Photodegradation of selected β-blockers in aqueous fulvic acid solutions: kinetics, mechanism, and product analysis.

The photodegradation of the widely used β-blockers atenolol and metoprolol were investigated in the presence of fulvic acid (FA) under simulated sunlight. Both atenolol and metoprolol undergo indirect photodegradation in the FA solutions. The triplet excited state of FA ((3)FA(∗)) was verified to be main reactive species responsible for the photosensitized degradation of β-blockers. An electron transfer mechanism for the interaction between β-blockers and (3)FA(∗) was proposed on the basis of a series of experiments. Magnetic property of metal ions exhibited significant impact on photosensitized degradation. Diamagnetic metal ions such as Mg(2+), Ca(2+), Zn(2+), and Al(3+) negligibly affected the degradation. In contrast, paramagnetic metal ions including Mn(2+), Cu(2+), Fe(3+), and Cr(3+) markedly inhibited the reactions in the order of Cr(3+) < Fe(3+) < Cu(2+) < Mn(2+).

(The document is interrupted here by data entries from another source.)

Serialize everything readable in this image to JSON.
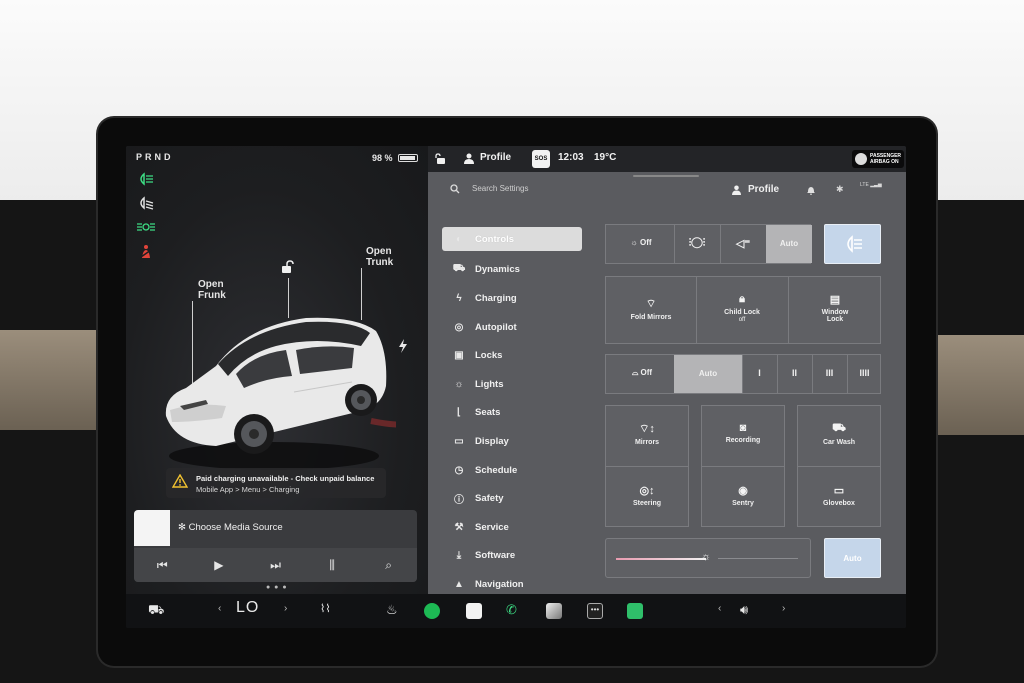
{
  "gear": "PRND",
  "battery": "98 %",
  "callouts": {
    "frunk_line1": "Open",
    "frunk_line2": "Frunk",
    "trunk_line1": "Open",
    "trunk_line2": "Trunk"
  },
  "alert": {
    "title": "Paid charging unavailable - Check unpaid balance",
    "detail": "Mobile App > Menu > Charging"
  },
  "media": {
    "source": "✻ Choose Media Source"
  },
  "topbar": {
    "profile": "Profile",
    "sos": "SOS",
    "time": "12:03",
    "temp": "19°C",
    "airbag_line1": "PASSENGER",
    "airbag_line2": "AIRBAG ON"
  },
  "settings_header": {
    "search_placeholder": "Search Settings",
    "profile": "Profile",
    "lte": "LTE"
  },
  "nav": [
    {
      "label": "Controls",
      "icon": "toggle-icon",
      "active": true
    },
    {
      "label": "Dynamics",
      "icon": "car-icon"
    },
    {
      "label": "Charging",
      "icon": "bolt-icon"
    },
    {
      "label": "Autopilot",
      "icon": "steering-wheel-icon"
    },
    {
      "label": "Locks",
      "icon": "lock-icon"
    },
    {
      "label": "Lights",
      "icon": "sun-icon"
    },
    {
      "label": "Seats",
      "icon": "seat-icon"
    },
    {
      "label": "Display",
      "icon": "display-icon"
    },
    {
      "label": "Schedule",
      "icon": "clock-icon"
    },
    {
      "label": "Safety",
      "icon": "alert-circle-icon"
    },
    {
      "label": "Service",
      "icon": "wrench-icon"
    },
    {
      "label": "Software",
      "icon": "download-icon"
    },
    {
      "label": "Navigation",
      "icon": "navigation-arrow-icon"
    }
  ],
  "lights_row": {
    "off": "Off",
    "auto": "Auto"
  },
  "mirror_row": {
    "fold_mirrors": "Fold Mirrors",
    "child_lock": "Child Lock",
    "child_lock_state": "off",
    "window_lock_line1": "Window",
    "window_lock_line2": "Lock"
  },
  "wiper_row": {
    "off": "Off",
    "auto": "Auto",
    "speeds": [
      "I",
      "II",
      "III",
      "IIII"
    ]
  },
  "tiles": {
    "mirrors": "Mirrors",
    "recording": "Recording",
    "car_wash": "Car Wash",
    "steering": "Steering",
    "sentry": "Sentry",
    "glovebox": "Glovebox"
  },
  "brightness": {
    "auto": "Auto",
    "level": 0.45
  },
  "dock": {
    "temp": "LO"
  },
  "colors": {
    "settings_bg": "#5a5b5f",
    "selected": "#b4b4b6",
    "accent_blue": "#c5d6ea",
    "tell_green": "#3ddc84",
    "tell_red": "#e0443a"
  }
}
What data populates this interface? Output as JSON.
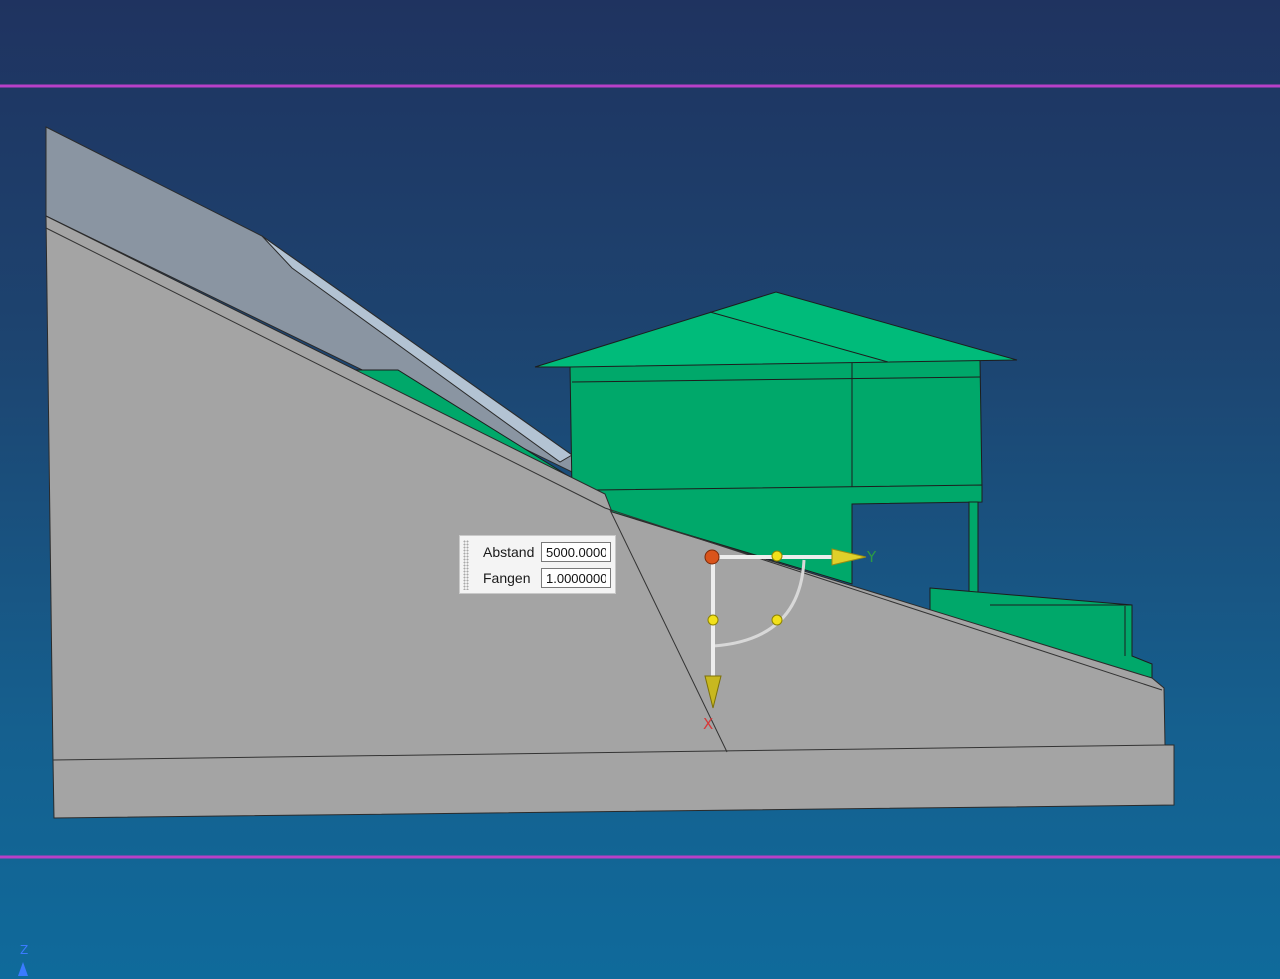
{
  "viewport": {
    "background_top": "#1f3360",
    "background_bottom": "#0f6a9b",
    "guide_line_color": "#b840c8"
  },
  "model": {
    "terrain_color": "#a4a4a4",
    "slab_color": "#8a95a2",
    "building_color": "#00a86a",
    "roof_color": "#00bb7a"
  },
  "dialog": {
    "fields": [
      {
        "label": "Abstand",
        "value": "5000.0000"
      },
      {
        "label": "Fangen",
        "value": "1.0000000"
      }
    ]
  },
  "manipulator": {
    "x_axis_label": "X",
    "y_axis_label": "Y",
    "x_color": "#d63a3a",
    "y_color": "#2c9a45",
    "handle_color": "#f2e11a",
    "origin_color": "#d9541b"
  },
  "view_triad": {
    "z_label": "Z",
    "z_color": "#3b7bff"
  }
}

The inhibition was related to the complexation ability with FA. By LC-ESI-MS/MS analysis, deisopropyl-atenolol (metoprolol) was identified as the main photosensitized product. The degradation pathways of β-blockers involving electron transfer processes were proposed. This finding strongly suggests that (3)FA(∗) was important reactive species for the degradation of β-blockers in natural waters.